Чапаев (как в фильме, так и в анекдотах) – апогей цельности, это персонаж-монолит, и как таковой он служит идеальной иконой раннесоветского состояния: народный алко-фаллический дзен без разрывов и пауз, глубокий тупизм, снабженный не менее глубокой мудринкой-хитринкой. Мальчишечья развинченная пластика в сочетании с аграрным потерто-станичным личиком.
Такая абсолютная цельность, такая нерасщепляемость, полное отсутствие рефлексии – все это само по себе достаточный повод для рождения комического эффекта. Монолитность смешна, она смешна даже сама для себя, но это не рефлексивный смех, это просто побочный смешок монолита, никак не препятствующий его мальчишечьей активности: выхватил наган, вскочил на тачанку, выебал Анку, отправил телеграммку – все эти движения духа и тела совершаются столь же естественно, как танец осоки на ветру или упругие ужимки гориллы. Смешок монолита, самоирония монолита – они возникают не от нехватки, а от избытка невозможности быть другим (или Другим). Невозможно представить себе, что Чапаев из фильма надевает белогвардейский мундир и притворяется белогвардейцем, – его раскусили бы за полсекунды.
Таков раннесоветский герой, но не таков герой позднесоветский. Этот постоянно носит униформу врага, говорит на языке врага, пользуется повадками, жестами и ужимками врага. Он всегда кажется тем, кем он не является. Он всегда двойной, двоящийся, расщепленный, мимикрирующий. Можно сказать, что он скрывает свою подлинную природу, свою суть. Но одновременно он ее постоянно демонстрирует, поскольку его суть – это расщепленность, мимикрия, раздвоенность. Именно таков Макс Отто фон Штирлиц, главный герой позднего советского мира.

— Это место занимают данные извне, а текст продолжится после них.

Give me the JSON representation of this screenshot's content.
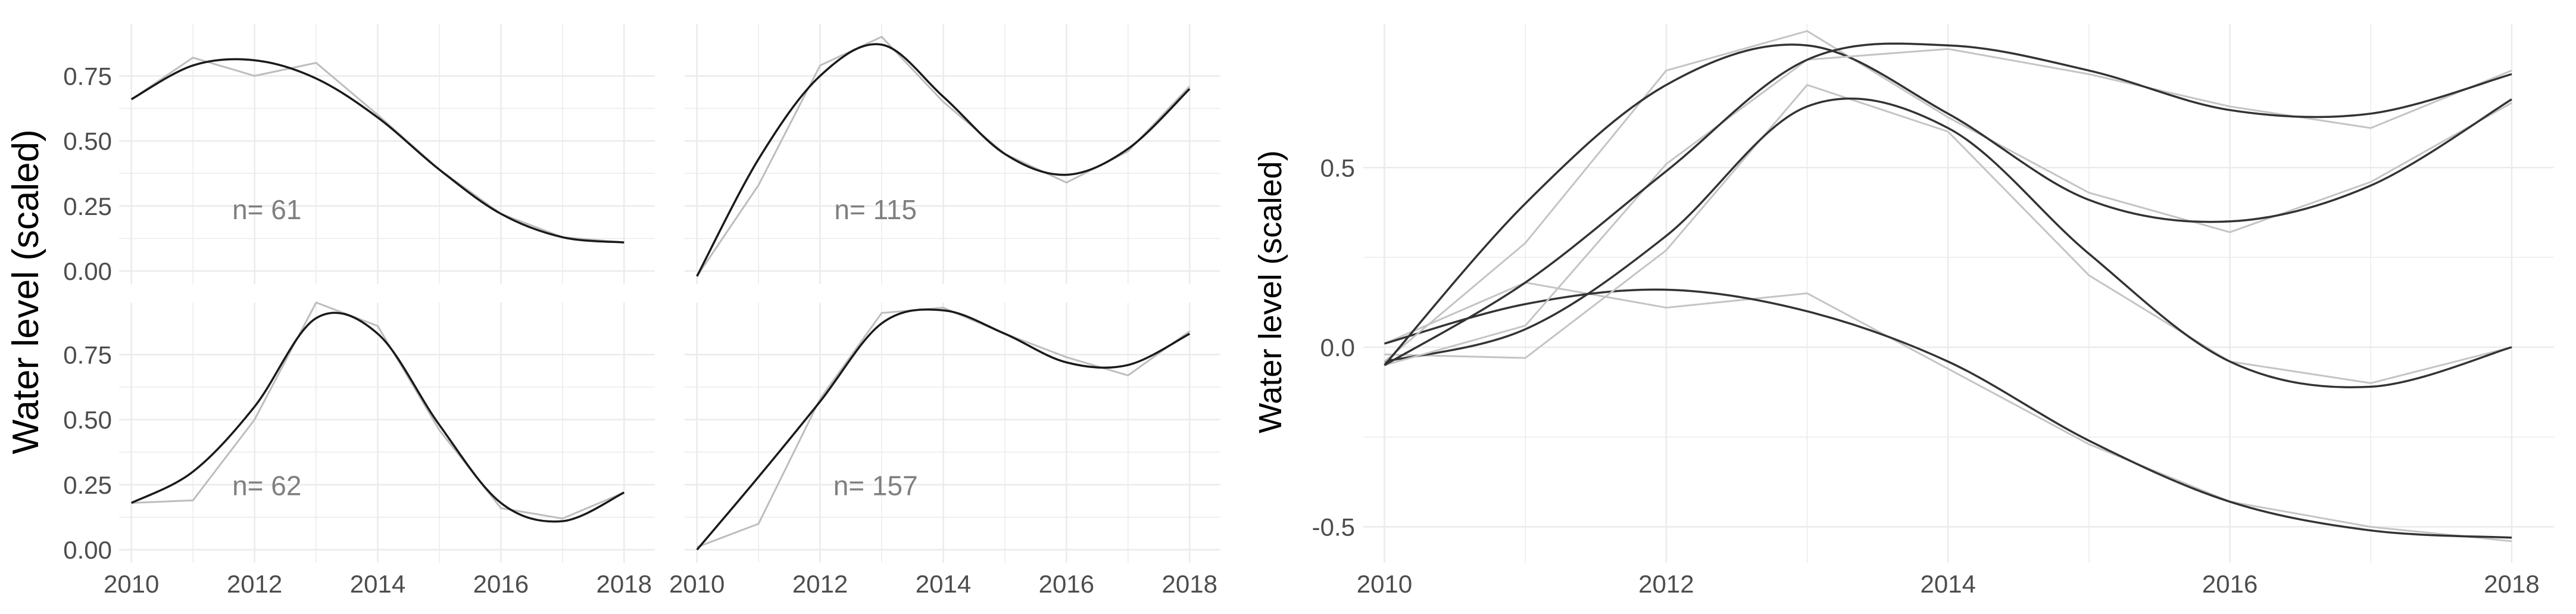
{
  "chart_data": [
    {
      "type": "line",
      "layout": "facets-2x2",
      "ylabel": "Water level (scaled)",
      "x_ticks": [
        "2010",
        "2012",
        "2014",
        "2016",
        "2018"
      ],
      "y_ticks": [
        "0.00",
        "0.25",
        "0.50",
        "0.75"
      ],
      "xlim": [
        2009.8,
        2018.5
      ],
      "ylim": [
        -0.05,
        0.95
      ],
      "grid": true,
      "colors": {
        "raw": "#bdbdbd",
        "smooth": "#1a1a1a",
        "grid": "#ebebeb"
      },
      "panels": [
        {
          "label": "n= 61",
          "raw": {
            "x": [
              2010,
              2011,
              2012,
              2013,
              2014,
              2015,
              2016,
              2017,
              2018
            ],
            "y": [
              0.66,
              0.82,
              0.75,
              0.8,
              0.6,
              0.39,
              0.22,
              0.13,
              0.11
            ]
          },
          "smooth": {
            "x": [
              2010,
              2011,
              2012,
              2013,
              2014,
              2015,
              2016,
              2017,
              2018
            ],
            "y": [
              0.66,
              0.79,
              0.81,
              0.74,
              0.59,
              0.39,
              0.22,
              0.13,
              0.11
            ]
          }
        },
        {
          "label": "n= 115",
          "raw": {
            "x": [
              2010,
              2011,
              2012,
              2013,
              2014,
              2015,
              2016,
              2017,
              2018
            ],
            "y": [
              -0.02,
              0.33,
              0.79,
              0.9,
              0.65,
              0.45,
              0.34,
              0.46,
              0.71
            ]
          },
          "smooth": {
            "x": [
              2010,
              2011,
              2012,
              2013,
              2014,
              2015,
              2016,
              2017,
              2018
            ],
            "y": [
              -0.02,
              0.43,
              0.75,
              0.87,
              0.67,
              0.45,
              0.37,
              0.47,
              0.7
            ]
          }
        },
        {
          "label": "n= 62",
          "raw": {
            "x": [
              2010,
              2011,
              2012,
              2013,
              2014,
              2015,
              2016,
              2017,
              2018
            ],
            "y": [
              0.18,
              0.19,
              0.5,
              0.95,
              0.86,
              0.46,
              0.16,
              0.12,
              0.22
            ]
          },
          "smooth": {
            "x": [
              2010,
              2011,
              2012,
              2013,
              2014,
              2015,
              2016,
              2017,
              2018
            ],
            "y": [
              0.18,
              0.3,
              0.55,
              0.89,
              0.83,
              0.48,
              0.18,
              0.11,
              0.22
            ]
          }
        },
        {
          "label": "n= 157",
          "raw": {
            "x": [
              2010,
              2011,
              2012,
              2013,
              2014,
              2015,
              2016,
              2017,
              2018
            ],
            "y": [
              0.01,
              0.1,
              0.58,
              0.91,
              0.93,
              0.83,
              0.74,
              0.67,
              0.84
            ]
          },
          "smooth": {
            "x": [
              2010,
              2011,
              2012,
              2013,
              2014,
              2015,
              2016,
              2017,
              2018
            ],
            "y": [
              0.0,
              0.28,
              0.57,
              0.87,
              0.92,
              0.83,
              0.72,
              0.71,
              0.83
            ]
          }
        }
      ]
    },
    {
      "type": "line",
      "ylabel": "Water level (scaled)",
      "x_ticks": [
        "2010",
        "2012",
        "2014",
        "2016",
        "2018"
      ],
      "y_ticks": [
        "-0.5",
        "0.0",
        "0.5"
      ],
      "xlim": [
        2009.85,
        2018.3
      ],
      "ylim": [
        -0.6,
        0.9
      ],
      "grid": true,
      "colors": {
        "raw": "#c4c4c4",
        "smooth": "#333333",
        "grid": "#ebebeb"
      },
      "series": [
        {
          "raw": {
            "x": [
              2010,
              2011,
              2012,
              2013,
              2014,
              2015,
              2016,
              2017,
              2018
            ],
            "y": [
              0.01,
              0.18,
              0.11,
              0.15,
              -0.06,
              -0.27,
              -0.43,
              -0.5,
              -0.54
            ]
          },
          "smooth": {
            "x": [
              2010,
              2011,
              2012,
              2013,
              2014,
              2015,
              2016,
              2017,
              2018
            ],
            "y": [
              0.01,
              0.12,
              0.16,
              0.1,
              -0.04,
              -0.26,
              -0.43,
              -0.51,
              -0.53
            ]
          }
        },
        {
          "raw": {
            "x": [
              2010,
              2011,
              2012,
              2013,
              2014,
              2015,
              2016,
              2017,
              2018
            ],
            "y": [
              -0.02,
              -0.03,
              0.27,
              0.73,
              0.6,
              0.2,
              -0.04,
              -0.1,
              0.0
            ]
          },
          "smooth": {
            "x": [
              2010,
              2011,
              2012,
              2013,
              2014,
              2015,
              2016,
              2017,
              2018
            ],
            "y": [
              -0.04,
              0.05,
              0.31,
              0.67,
              0.61,
              0.26,
              -0.04,
              -0.11,
              0.0
            ]
          }
        },
        {
          "raw": {
            "x": [
              2010,
              2011,
              2012,
              2013,
              2014,
              2015,
              2016,
              2017,
              2018
            ],
            "y": [
              -0.04,
              0.29,
              0.77,
              0.88,
              0.64,
              0.43,
              0.32,
              0.46,
              0.68
            ]
          },
          "smooth": {
            "x": [
              2010,
              2011,
              2012,
              2013,
              2014,
              2015,
              2016,
              2017,
              2018
            ],
            "y": [
              -0.05,
              0.4,
              0.73,
              0.84,
              0.65,
              0.41,
              0.35,
              0.45,
              0.69
            ]
          }
        },
        {
          "raw": {
            "x": [
              2010,
              2011,
              2012,
              2013,
              2014,
              2015,
              2016,
              2017,
              2018
            ],
            "y": [
              -0.05,
              0.06,
              0.51,
              0.8,
              0.83,
              0.76,
              0.67,
              0.61,
              0.77
            ]
          },
          "smooth": {
            "x": [
              2010,
              2011,
              2012,
              2013,
              2014,
              2015,
              2016,
              2017,
              2018
            ],
            "y": [
              -0.05,
              0.18,
              0.49,
              0.8,
              0.84,
              0.77,
              0.66,
              0.65,
              0.76
            ]
          }
        }
      ]
    }
  ]
}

Если анекдоты о Чапаеве извлекают комический эффект из чрезмерной монолитности персонажа, то анекдоты о Штирлице обыгрывают его расщепленность, чрезмерность его шизорефлексии. Вот, например.
Мюллер подходит к Штирлицу:
– Скажите, Штирлиц, сколько будет дважды два?
Голос за кадром: Штирлиц задумался. Он знал, сколько будет дважды два. Но он не знал, знает ли об этом Мюллер.
Но чаще анекдоты о Штирлице связывают двойственность этого героя с двойственностью самого языка, с двоящимися значениями слов. Например.
Из окна дуло. Штирлиц закрыл окно, и дуло сломалось.
Штирлиц выстрелил в упор. Упор упал.
Штирлиц склонился над картой России. Его безудержно рвало на Родину.
Штирлиц открыл сейф и вытащил записку Бормана. Борман визжал и брыкался.
Ну и так далее. Так что – да, я понимал Мишу Лившица. Получается, он тоже был таким расщепленным позднесоветским героем: с одной стороны – еврей, с другой – фашист. Недаром фамилии Лившиц и Штирлиц идеально рифмуются.
Но мне не хотелось принимать какое-либо участие в игрушечном противостоянии хиппарей и фашистов.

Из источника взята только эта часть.